A few years later, Katharine traveled with her family to the Western states, and she saw firsthand the plight of the Native Americans. She was appalled by their treatment and condition. She knew she would have the means to help them, but she would need the Lord’s help to do it.

Katharine’s father died in 1885 when she was in her mid-twenties. In order to protect his daughters from ruthless men only seeking to get to their money through marriage, he set up his will so their inheritance would go to children or grandchildren upon their deaths. If there were no children, the money would be split up and distributed to several named charities. In the end, the sisters shared an estate that in today’s money would be worth about $400 million.

Can you imagine the temptation that must have caused? But the new path I mentioned earlier was opening up, and Katharine felt its pull in her life.

One of the first things the Drexel sisters did with their inheritance was contribute money to the St. Francis Mission on the Rosebud Reservation in South Dakota. Soon after that she and her sisters traveled to Europe and were granted a private audience with Pope Leo XIII. They asked him for missionaries to help at some of the missions for Native Americans they were supporting. Instead, he suggested Katharine become the missionary.

Since she had received marriage proposals and was active in society, Katharine consulted her spiritual director, Bishop James O’Connor, about the direction she should take. It didn’t take long for her to decide to give herself and her inheritance completely over to God. She entered the Sisters of Mercy Convent in Pittsburgh in May of 1889.

St. Katharine Drexel Parish in Sioux Falls, SD.

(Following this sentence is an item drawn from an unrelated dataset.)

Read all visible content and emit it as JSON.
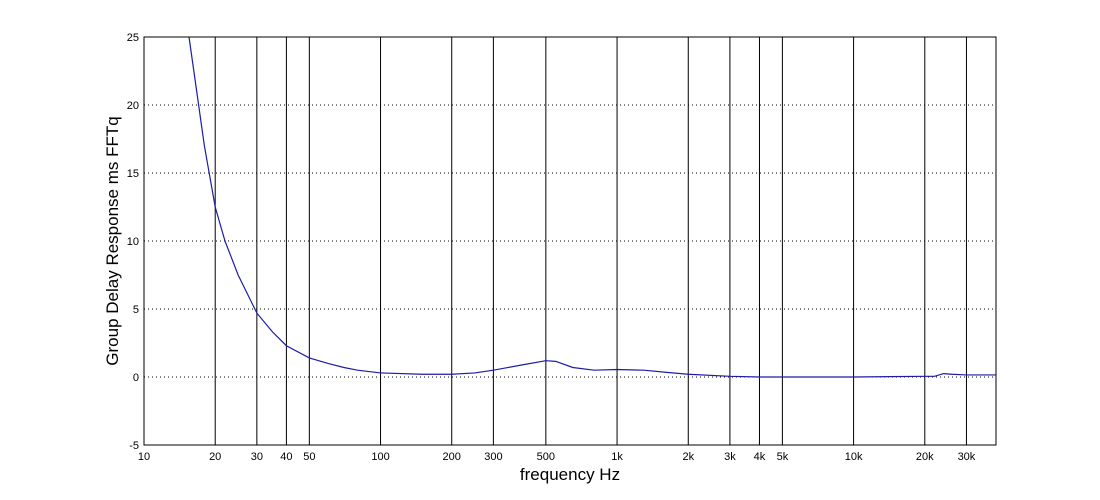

She later established her own religious congregation, the Sisters of the Blessed Sacrament, in Pennsylvania. They dedicated their lives to helping Native and African Americans in the Western and Southwestern U.S. That work included opening boarding schools, staffing missions, and financing projects. In all, she established 145 missions, 50 schools for African Americans and 12 schools for Native Americans.

Katharine died March 3, 1955, at 96. Since neither she nor her sisters had any children at their deaths, their fortune which had been supporting her work now went to the charities designated by her father. The Sisters of the Blessed Sacrament continue to pursue Katharine’s mission without the help of those funds.

Most of us will never have the kind of wealth Katharine had, but that doesn’t mean we can’t give from what we do have. We have to find ways to detach ourselves from our possessions.

I’m not saying you have to give away everything or never buy anything ever again (unless you really feel the call to do that). Pray for the grace to see your possessions (great or small) for what they are—tools to help accomplish the work the Lord has asked you to do in this life. If you can do that, you will feel free to love and give to others from your bounty or from your need.

St. Katharine Drexel was canonized October 1, 2000. As the patron saint of philanthropy, pray for her intercession in seeing wealth as a gift to be used to further the kingdom of God.